The body’s cells primarily use glucose as a source of energy, and fat cells, for example, also need glucose in order to be able to store fat. The cells extract sugar from the blood by means of glucose transporters (GLUT): special proteins that carry the sugar into the cell.
David Drew, currently a research fellow at Imperial College London, will try to generate detailed images of GLUT, using so-called X-ray crystallography. With this method, he will shoot X-rays through crystals of GLUT. Within the crystal, those transporters will be packed symmetrically like water molecules in ice.

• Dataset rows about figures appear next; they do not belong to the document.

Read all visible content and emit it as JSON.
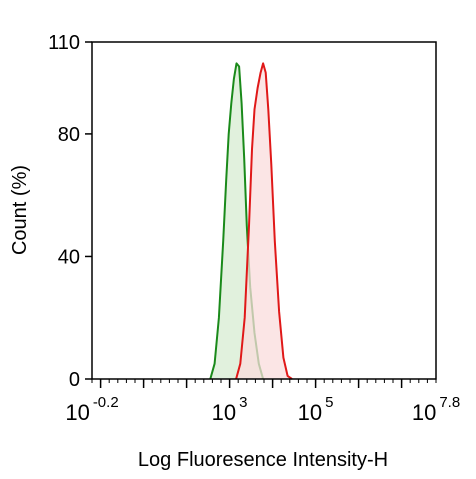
{
  "chart_data": {
    "type": "area",
    "title": "",
    "xlabel": "Log Fluoresence Intensity-H",
    "ylabel": "Count  (%)",
    "x_scale": "log10",
    "xlim": [
      -0.2,
      7.8
    ],
    "ylim": [
      0,
      110
    ],
    "yticks": [
      {
        "value": 0,
        "label": "0"
      },
      {
        "value": 40,
        "label": "40"
      },
      {
        "value": 80,
        "label": "80"
      },
      {
        "value": 110,
        "label": "110"
      }
    ],
    "xticks": [
      {
        "value": -0.2,
        "base": "10",
        "exp": "-0.2"
      },
      {
        "value": 3,
        "base": "10",
        "exp": "3"
      },
      {
        "value": 5,
        "base": "10",
        "exp": "5"
      },
      {
        "value": 7.8,
        "base": "10",
        "exp": "7.8"
      }
    ],
    "grid": false,
    "legend": "none",
    "series": [
      {
        "color": "#1a8a1a",
        "fill": "#d7ecd2",
        "points": [
          [
            2.55,
            0
          ],
          [
            2.65,
            5
          ],
          [
            2.75,
            20
          ],
          [
            2.85,
            45
          ],
          [
            2.92,
            65
          ],
          [
            2.98,
            80
          ],
          [
            3.04,
            90
          ],
          [
            3.1,
            98
          ],
          [
            3.16,
            103
          ],
          [
            3.22,
            102
          ],
          [
            3.28,
            90
          ],
          [
            3.34,
            72
          ],
          [
            3.4,
            50
          ],
          [
            3.48,
            30
          ],
          [
            3.58,
            15
          ],
          [
            3.68,
            5
          ],
          [
            3.78,
            0
          ]
        ]
      },
      {
        "color": "#e01818",
        "fill": "#f9dcdc",
        "points": [
          [
            3.15,
            0
          ],
          [
            3.25,
            5
          ],
          [
            3.35,
            20
          ],
          [
            3.45,
            50
          ],
          [
            3.52,
            75
          ],
          [
            3.58,
            88
          ],
          [
            3.65,
            95
          ],
          [
            3.72,
            100
          ],
          [
            3.78,
            103
          ],
          [
            3.84,
            100
          ],
          [
            3.9,
            88
          ],
          [
            3.97,
            70
          ],
          [
            4.05,
            45
          ],
          [
            4.15,
            22
          ],
          [
            4.25,
            7
          ],
          [
            4.35,
            1
          ],
          [
            4.45,
            0
          ]
        ]
      }
    ]
  }
}
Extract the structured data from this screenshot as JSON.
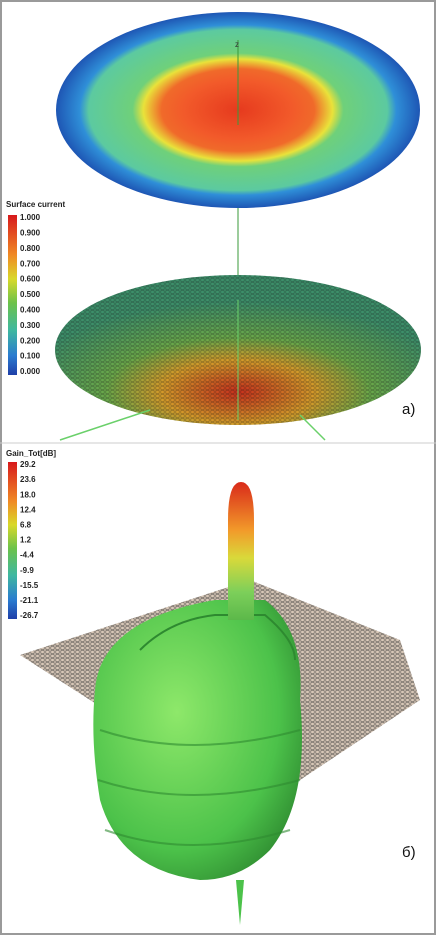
{
  "panels": [
    {
      "axis_label": "z",
      "legend": {
        "title": "Surface current",
        "ticks": [
          "1.000",
          "0.900",
          "0.800",
          "0.700",
          "0.600",
          "0.500",
          "0.400",
          "0.300",
          "0.200",
          "0.100",
          "0.000"
        ]
      },
      "label": "a)"
    },
    {
      "legend": {
        "title": "Gain_Tot[dB]",
        "ticks": [
          "29.2",
          "23.6",
          "18.0",
          "12.4",
          "6.8",
          "1.2",
          "-4.4",
          "-9.9",
          "-15.5",
          "-21.1",
          "-26.7"
        ]
      },
      "label": "б)"
    }
  ]
}
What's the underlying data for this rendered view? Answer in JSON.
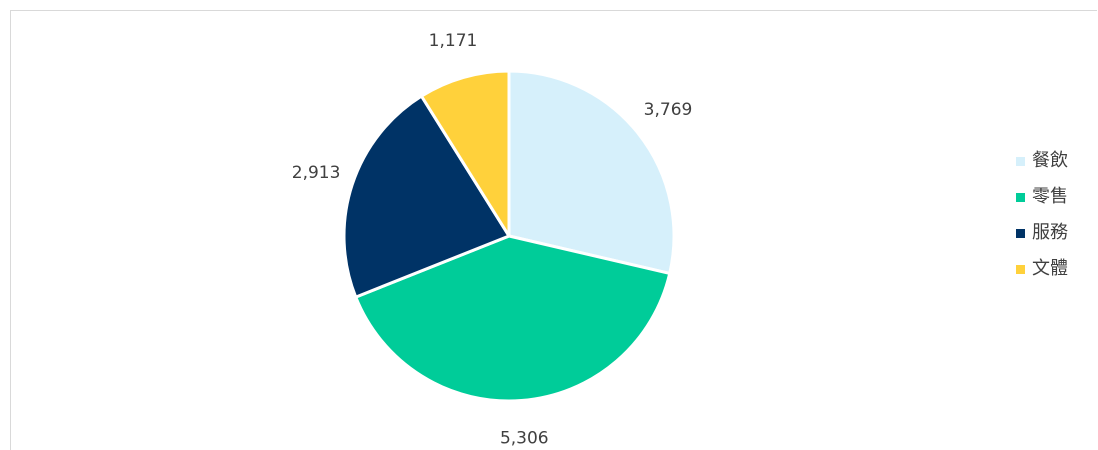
{
  "chart_data": {
    "type": "pie",
    "categories": [
      "餐飲",
      "零售",
      "服務",
      "文體"
    ],
    "values": [
      3769,
      5306,
      2913,
      1171
    ],
    "value_labels": [
      "3,769",
      "5,306",
      "2,913",
      "1,171"
    ],
    "colors": [
      "#d6f0fb",
      "#00cc99",
      "#003366",
      "#ffd13b"
    ],
    "title": "",
    "legend_position": "right",
    "start_angle": "12 o'clock",
    "direction": "clockwise"
  }
}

When the X-rays hit the GLUT molecules, they will scatter – and from the resulting diffraction pattern, Drew will be able to create an image of the transporters that shows what they look like at the atomic level.
This is a high-risk project, but if he succeeds, Drew hopes the knowledge can contribute to the development of drugs against cancer, for example. For cancer cells, sugar is an important source of energy; breast cancer cells, for instance, have an increased number of GLUT on their surfaces.
As a Wallenberg Academy Fellow, Drew is offered to transfer to Stockholm University.